Learning from the past


Tuesday, 11 November 2014 | Ashwani Lohani | in Oped
Human ego is the biggest stumbling block to progress and growth in today’s era. Bigger the ego, the lesser the delivery
The national penchant for re-inventing the wheel and invariably showcasing efforts as the first of its kind is as damaging as it is hilarious. I vividly remember the beginning of my tenure in the tourism sector when I was asked to take steps to prepare State-level master plans for the development of tourism. I tumbled upon a bookshelf and found that similar reports were prepared many times over in the past.
Yet, in our efforts that are directed towards self-perpetuation, we never learn, nor seem to be inclined to, despite the fact that there is really much that can be gleaned from the affairs of history. Napoleon’s conquests and his emergence as the emperor of France when he was merely 35, the rise of Germany as the most powerful nation in the world within 70 years of its being totally vanquished during the World War I and the ejection of the British Empire from the sub-continent almost single-handedly by Mahatma Gandhi, are classical examples from history that should  inspire us towards achieving greatness.
And it is not merely these great examples. There are many other equally important examples, albeit on a lower scale, that are within the realm of realisation by mere mortals. How many of us know that the great architectural masterpiece, Red Fort, took only 10 years to build — that too almost four centuries ago — and the iconic Howrah bridge took just five? That the three hill railways, namely, the Darjeeling Himalayan Railway, the Kangra Valley Railway and the Kalka Simla Railway, each took less than three years to build, is also beyond the realm of comprehension. Unthinkable indeed in the present era, when the skills, technological as well as managerial, are far more advanced than the time when those masterpieces were created.
Perhaps then delivery was as sacrosanct as processes are today. And therein lies the folly of the systems of present times. And it is also about ego. “The bigger the ego, the lesser the delivery”, a statement that symbolises the working of all the enterprises today, says it all about the causes that underline our most glaring failures.
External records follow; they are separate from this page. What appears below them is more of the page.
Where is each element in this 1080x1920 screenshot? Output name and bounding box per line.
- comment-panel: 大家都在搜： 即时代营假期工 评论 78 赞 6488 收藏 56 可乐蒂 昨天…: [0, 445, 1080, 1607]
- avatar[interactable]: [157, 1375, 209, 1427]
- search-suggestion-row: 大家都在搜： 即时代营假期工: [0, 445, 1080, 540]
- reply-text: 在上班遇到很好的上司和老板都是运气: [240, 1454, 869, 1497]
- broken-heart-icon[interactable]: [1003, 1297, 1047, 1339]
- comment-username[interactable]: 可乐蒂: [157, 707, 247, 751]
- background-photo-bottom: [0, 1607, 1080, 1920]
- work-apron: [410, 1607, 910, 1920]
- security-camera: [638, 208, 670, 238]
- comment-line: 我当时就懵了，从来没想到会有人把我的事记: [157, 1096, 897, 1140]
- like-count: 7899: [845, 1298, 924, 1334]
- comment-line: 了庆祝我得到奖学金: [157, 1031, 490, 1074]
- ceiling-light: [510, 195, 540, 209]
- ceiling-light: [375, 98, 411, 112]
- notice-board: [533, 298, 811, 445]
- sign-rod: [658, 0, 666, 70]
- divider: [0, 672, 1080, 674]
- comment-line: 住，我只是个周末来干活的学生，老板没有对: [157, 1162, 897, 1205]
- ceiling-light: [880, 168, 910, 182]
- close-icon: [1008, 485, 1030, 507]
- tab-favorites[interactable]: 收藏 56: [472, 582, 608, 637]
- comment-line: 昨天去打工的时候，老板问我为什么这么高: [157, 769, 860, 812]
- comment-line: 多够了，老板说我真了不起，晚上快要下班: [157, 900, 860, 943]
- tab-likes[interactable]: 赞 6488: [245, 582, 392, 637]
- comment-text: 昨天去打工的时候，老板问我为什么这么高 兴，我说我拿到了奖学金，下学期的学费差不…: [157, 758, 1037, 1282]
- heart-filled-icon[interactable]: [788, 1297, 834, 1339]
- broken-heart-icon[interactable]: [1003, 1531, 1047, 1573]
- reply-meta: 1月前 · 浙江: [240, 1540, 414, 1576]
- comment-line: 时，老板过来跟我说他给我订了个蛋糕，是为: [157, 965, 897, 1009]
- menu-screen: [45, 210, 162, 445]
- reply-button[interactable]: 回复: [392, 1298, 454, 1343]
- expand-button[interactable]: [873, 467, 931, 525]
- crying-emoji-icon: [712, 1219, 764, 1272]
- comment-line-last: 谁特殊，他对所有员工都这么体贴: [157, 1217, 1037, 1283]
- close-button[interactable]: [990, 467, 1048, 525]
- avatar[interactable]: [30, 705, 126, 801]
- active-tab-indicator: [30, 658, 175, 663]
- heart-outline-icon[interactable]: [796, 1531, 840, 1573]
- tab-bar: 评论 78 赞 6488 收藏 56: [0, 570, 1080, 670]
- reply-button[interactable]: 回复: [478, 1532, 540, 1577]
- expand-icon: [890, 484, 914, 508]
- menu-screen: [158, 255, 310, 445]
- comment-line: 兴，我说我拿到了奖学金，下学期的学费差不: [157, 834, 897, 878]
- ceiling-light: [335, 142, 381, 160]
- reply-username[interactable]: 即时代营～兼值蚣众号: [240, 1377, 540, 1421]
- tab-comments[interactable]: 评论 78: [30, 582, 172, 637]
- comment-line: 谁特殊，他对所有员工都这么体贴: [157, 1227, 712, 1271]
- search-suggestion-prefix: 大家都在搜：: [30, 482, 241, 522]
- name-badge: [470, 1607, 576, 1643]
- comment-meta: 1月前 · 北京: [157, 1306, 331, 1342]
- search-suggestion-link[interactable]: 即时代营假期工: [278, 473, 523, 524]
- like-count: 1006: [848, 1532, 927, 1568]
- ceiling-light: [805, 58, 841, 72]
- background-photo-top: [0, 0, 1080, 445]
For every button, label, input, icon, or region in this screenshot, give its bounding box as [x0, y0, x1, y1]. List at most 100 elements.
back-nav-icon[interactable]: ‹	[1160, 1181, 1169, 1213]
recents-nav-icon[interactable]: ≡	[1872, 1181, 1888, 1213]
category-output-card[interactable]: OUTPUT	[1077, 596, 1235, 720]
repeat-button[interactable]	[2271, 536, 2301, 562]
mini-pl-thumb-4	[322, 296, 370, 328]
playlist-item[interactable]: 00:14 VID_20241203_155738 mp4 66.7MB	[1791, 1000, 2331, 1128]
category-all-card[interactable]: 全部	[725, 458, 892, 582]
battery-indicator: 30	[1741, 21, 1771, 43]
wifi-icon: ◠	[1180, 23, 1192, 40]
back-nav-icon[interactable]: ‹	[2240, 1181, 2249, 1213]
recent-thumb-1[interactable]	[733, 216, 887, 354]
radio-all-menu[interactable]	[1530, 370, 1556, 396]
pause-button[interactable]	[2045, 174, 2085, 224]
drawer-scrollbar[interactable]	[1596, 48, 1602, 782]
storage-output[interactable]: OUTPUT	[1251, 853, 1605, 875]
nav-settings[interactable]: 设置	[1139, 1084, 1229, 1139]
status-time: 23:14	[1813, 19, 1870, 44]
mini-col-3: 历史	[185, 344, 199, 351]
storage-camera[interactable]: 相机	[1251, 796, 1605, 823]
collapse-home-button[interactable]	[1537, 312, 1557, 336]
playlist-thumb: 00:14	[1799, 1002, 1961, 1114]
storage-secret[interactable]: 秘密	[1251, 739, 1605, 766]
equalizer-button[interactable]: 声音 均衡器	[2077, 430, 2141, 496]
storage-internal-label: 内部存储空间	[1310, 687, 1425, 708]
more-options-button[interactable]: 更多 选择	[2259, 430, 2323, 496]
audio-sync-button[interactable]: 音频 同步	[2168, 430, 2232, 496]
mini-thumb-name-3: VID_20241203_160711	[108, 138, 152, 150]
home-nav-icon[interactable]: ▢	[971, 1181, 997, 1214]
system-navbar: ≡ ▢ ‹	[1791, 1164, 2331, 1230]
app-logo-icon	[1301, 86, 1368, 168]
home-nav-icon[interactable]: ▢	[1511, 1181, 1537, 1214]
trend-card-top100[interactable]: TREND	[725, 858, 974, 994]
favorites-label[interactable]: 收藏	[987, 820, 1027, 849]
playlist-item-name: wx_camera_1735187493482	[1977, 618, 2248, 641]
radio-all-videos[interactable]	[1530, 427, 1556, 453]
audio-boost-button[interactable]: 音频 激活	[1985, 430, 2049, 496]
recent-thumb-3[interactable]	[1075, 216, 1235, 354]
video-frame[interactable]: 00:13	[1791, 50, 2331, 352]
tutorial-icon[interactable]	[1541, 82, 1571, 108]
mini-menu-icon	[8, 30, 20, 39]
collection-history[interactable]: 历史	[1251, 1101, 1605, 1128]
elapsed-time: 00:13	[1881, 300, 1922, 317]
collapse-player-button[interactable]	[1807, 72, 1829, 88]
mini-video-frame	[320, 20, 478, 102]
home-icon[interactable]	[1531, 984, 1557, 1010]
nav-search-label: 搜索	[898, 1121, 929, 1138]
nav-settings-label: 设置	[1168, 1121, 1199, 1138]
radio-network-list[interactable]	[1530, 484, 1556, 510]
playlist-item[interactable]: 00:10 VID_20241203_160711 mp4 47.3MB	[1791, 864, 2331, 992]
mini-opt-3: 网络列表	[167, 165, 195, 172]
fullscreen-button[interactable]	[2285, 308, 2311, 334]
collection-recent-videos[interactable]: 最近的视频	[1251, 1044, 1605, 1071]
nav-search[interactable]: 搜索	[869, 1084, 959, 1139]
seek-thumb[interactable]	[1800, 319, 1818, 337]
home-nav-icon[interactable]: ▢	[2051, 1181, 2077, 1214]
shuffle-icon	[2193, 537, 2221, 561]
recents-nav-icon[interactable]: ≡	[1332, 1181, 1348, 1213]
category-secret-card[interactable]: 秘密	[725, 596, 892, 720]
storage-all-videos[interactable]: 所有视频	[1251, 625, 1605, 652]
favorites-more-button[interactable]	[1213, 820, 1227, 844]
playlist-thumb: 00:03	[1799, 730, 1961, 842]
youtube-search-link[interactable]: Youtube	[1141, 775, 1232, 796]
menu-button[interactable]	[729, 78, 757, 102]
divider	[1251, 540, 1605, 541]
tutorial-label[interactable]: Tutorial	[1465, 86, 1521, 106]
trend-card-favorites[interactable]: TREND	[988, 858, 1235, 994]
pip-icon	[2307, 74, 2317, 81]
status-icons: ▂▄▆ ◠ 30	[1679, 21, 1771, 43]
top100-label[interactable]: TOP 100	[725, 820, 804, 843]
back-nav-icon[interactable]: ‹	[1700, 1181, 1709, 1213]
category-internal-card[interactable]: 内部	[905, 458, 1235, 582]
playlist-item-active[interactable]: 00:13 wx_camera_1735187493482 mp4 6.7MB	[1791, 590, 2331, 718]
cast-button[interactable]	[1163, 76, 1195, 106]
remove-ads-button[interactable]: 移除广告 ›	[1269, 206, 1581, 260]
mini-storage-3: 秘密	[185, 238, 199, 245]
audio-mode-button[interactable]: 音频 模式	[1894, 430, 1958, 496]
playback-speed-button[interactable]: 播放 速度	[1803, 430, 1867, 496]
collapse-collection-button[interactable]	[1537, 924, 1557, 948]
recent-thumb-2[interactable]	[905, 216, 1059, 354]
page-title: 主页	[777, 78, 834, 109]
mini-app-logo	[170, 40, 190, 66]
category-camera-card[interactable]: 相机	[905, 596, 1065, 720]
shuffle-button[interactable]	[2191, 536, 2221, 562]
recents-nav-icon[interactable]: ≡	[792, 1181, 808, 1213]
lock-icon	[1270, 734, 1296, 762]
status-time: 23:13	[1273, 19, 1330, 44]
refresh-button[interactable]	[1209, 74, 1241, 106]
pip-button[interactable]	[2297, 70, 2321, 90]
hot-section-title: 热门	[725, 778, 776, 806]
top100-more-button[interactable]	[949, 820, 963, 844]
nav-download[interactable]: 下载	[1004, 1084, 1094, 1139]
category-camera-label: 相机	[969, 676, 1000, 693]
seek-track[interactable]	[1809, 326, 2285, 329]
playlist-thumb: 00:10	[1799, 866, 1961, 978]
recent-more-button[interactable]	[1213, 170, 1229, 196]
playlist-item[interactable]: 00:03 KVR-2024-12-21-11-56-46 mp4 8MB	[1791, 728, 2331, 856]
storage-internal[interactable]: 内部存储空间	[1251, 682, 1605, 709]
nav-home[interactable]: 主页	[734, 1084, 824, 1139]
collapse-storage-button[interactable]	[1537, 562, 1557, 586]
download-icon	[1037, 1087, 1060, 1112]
That human ego is the biggest stumbling block to progress and growth is a fact that needs appreciation. Yet what really surprises me is adjustable egos that do not even whimper when a superior pulls one up but flare up in the presence of a subordinate at the slightest pretext. And the tantra is perhaps the finest example of egos that remain elastic throughout ones lifetime. What a great waste of life, human life that according to the Hindushastra is conferred after passing through 84 lakh life forms.
The great Indus Valley civilisation of the 5th century BC is an outstanding example of what our ancestors were capable of even in those days that were bereft of technological advancements of the kind that exist today. The strides that this civilisation made in the fields of town planning, trade and culture are really an eye-opener and make us wonder with awe — if so much could be achieved in those days, why not now?
Perhaps it is all about our ability to dream and having a single-minded focus and determination to convert the same into reality. Yet the same would not be possible without three things — leadership, absolute integrity and ethical behavior, the void of which this great nation had been experiencing for quite some time now.  Yet we remain engrossed in trivialities, things that really do not matter in the long-run or even in the short-run. Moreover self-gratification and an absolute lack of concern for the collective can never propel a nation forward.